2 special considerations when estate planning as a business owner

As a business owner, you are already likely accustomed to having your decisions carry a lot of weight. The choices that you make regarding the company’s future or an upcoming project could affect the company’s finances and the job stability of your employees. You need to plan ahead and keep a focus on the big picture when handling any decisions related to the company.

Business operations aren’t the only area of life in which your responsibilities will require careful consideration. Estate planning will be different for you as well because of the business that you own and operate.

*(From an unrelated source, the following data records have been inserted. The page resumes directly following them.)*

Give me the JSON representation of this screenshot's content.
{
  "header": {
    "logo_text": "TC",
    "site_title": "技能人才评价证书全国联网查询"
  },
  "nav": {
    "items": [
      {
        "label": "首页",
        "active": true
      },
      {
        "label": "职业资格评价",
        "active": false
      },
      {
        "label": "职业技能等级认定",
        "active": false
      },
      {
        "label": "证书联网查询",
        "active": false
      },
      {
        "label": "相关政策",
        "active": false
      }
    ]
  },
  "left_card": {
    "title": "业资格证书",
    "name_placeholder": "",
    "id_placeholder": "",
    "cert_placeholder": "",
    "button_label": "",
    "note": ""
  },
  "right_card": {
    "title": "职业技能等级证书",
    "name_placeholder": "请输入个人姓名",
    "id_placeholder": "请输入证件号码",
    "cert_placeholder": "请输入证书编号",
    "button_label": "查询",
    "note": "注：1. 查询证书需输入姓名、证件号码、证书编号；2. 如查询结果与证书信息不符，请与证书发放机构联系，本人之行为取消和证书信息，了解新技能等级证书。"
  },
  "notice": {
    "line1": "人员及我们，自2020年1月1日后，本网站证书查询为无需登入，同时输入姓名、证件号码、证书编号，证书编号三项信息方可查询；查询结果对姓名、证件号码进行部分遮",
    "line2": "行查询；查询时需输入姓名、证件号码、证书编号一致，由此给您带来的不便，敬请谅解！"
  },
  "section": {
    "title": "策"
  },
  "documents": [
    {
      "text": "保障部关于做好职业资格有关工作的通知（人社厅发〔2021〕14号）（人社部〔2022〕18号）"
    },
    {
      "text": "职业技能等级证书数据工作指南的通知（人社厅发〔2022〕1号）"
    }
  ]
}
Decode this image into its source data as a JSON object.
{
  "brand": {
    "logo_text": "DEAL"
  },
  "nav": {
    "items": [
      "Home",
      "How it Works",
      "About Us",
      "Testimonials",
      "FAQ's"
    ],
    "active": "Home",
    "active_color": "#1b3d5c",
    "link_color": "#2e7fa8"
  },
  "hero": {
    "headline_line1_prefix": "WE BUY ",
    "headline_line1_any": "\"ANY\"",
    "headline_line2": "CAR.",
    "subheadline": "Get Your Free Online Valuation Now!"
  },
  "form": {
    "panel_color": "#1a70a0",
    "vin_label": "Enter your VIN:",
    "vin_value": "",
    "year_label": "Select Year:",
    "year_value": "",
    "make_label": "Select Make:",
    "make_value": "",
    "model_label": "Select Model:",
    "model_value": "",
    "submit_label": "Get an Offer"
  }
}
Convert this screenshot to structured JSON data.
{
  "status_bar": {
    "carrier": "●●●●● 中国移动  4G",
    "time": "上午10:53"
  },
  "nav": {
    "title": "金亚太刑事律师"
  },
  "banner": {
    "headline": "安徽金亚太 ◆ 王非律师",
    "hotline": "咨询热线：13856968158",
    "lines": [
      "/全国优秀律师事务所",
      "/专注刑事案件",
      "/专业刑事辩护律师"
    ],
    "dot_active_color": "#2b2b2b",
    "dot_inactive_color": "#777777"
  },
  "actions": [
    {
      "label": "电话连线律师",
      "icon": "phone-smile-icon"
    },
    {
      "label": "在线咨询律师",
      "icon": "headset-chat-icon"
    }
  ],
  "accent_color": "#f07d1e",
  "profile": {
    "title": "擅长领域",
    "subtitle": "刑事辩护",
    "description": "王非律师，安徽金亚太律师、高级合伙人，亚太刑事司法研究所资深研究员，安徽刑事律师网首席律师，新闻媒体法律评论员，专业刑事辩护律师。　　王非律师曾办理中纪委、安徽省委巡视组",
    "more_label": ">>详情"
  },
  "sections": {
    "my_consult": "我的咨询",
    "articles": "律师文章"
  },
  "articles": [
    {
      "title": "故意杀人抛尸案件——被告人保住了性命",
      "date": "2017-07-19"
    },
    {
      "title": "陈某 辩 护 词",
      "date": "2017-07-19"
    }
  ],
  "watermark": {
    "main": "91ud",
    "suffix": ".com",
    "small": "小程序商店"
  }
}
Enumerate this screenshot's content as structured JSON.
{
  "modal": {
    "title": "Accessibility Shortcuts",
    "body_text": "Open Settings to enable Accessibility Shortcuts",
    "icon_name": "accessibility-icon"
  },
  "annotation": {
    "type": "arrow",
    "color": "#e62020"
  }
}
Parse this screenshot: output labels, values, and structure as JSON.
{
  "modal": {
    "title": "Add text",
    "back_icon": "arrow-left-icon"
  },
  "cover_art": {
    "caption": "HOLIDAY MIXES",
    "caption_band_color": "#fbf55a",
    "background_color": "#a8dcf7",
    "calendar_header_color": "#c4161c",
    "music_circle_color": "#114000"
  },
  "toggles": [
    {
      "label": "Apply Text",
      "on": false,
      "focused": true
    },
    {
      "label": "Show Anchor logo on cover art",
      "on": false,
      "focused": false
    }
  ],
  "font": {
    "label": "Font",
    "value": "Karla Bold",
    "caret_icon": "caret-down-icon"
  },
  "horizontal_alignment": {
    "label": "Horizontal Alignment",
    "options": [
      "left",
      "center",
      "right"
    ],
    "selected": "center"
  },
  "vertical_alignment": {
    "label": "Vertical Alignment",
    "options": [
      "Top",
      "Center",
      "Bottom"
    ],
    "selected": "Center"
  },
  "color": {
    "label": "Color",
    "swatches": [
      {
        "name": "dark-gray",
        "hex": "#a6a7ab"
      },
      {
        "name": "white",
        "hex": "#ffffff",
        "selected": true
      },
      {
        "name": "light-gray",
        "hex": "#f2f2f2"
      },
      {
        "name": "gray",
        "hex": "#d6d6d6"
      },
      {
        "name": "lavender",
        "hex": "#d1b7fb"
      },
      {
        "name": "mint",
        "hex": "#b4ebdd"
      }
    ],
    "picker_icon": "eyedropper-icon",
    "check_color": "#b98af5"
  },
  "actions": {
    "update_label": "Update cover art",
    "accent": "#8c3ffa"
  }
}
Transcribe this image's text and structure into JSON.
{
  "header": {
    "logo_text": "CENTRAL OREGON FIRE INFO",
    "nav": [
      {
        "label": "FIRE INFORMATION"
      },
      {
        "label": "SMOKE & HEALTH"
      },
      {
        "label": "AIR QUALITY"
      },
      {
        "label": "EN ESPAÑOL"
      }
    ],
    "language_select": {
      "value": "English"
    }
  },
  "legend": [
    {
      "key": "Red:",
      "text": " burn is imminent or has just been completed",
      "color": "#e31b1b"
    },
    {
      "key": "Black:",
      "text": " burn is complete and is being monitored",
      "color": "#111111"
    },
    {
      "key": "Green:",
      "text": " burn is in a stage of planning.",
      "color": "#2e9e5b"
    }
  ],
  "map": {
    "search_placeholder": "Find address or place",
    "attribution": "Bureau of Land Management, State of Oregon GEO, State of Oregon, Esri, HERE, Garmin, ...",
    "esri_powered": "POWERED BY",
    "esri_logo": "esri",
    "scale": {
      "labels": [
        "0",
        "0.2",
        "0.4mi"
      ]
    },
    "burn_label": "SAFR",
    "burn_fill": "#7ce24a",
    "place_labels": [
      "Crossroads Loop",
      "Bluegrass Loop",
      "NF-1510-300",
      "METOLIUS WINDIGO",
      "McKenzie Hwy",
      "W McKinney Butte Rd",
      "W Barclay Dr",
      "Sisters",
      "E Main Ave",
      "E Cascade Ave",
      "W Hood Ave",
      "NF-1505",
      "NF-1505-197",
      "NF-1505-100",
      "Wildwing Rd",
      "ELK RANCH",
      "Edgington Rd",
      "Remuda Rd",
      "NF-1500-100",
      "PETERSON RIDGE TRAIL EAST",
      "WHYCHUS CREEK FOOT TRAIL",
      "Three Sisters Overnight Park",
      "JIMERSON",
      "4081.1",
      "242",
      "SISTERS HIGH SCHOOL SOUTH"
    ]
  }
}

Unless you have already taken steps to plan for the business’s future, the company you own will demand a lot of attention during the estate planning process.

What two special considerations will you typically need to address when you own a business and want to plan your estate?

  1. Who will take over the company?

Any successful business can potentially transition to a new generation of leadership when the person who currently owns the company or who founded it retires or dies. The sooner you begin business succession planning and create instructions for selecting or training your replacement, the easier it would be for your business to survive the move from your ownership and leadership to someone else’s.

  1. Transferring ownership of the business

The leadership role isn’t the only consideration that you will need to address. You also need to think about the actual ownership of the company itself. Perhaps you would like each of your children to have an equal ownership interest in the business, or maybe you want one party to inherit it.

You might even decide to transfer ownership into a trust so that your guidance will continue to influence business operations for the foreseeable future. For businesses worth millions of dollars, a trust can be helpful for the reduction of estate tax liabilities as well. The sooner you start thinking about what will happen to your business when you retire or pass on, the more stable the company will be regardless of what the future brings.

Addressing your ownership interests and authority related to a business will be a crucial part of the estate planning process as a business owner.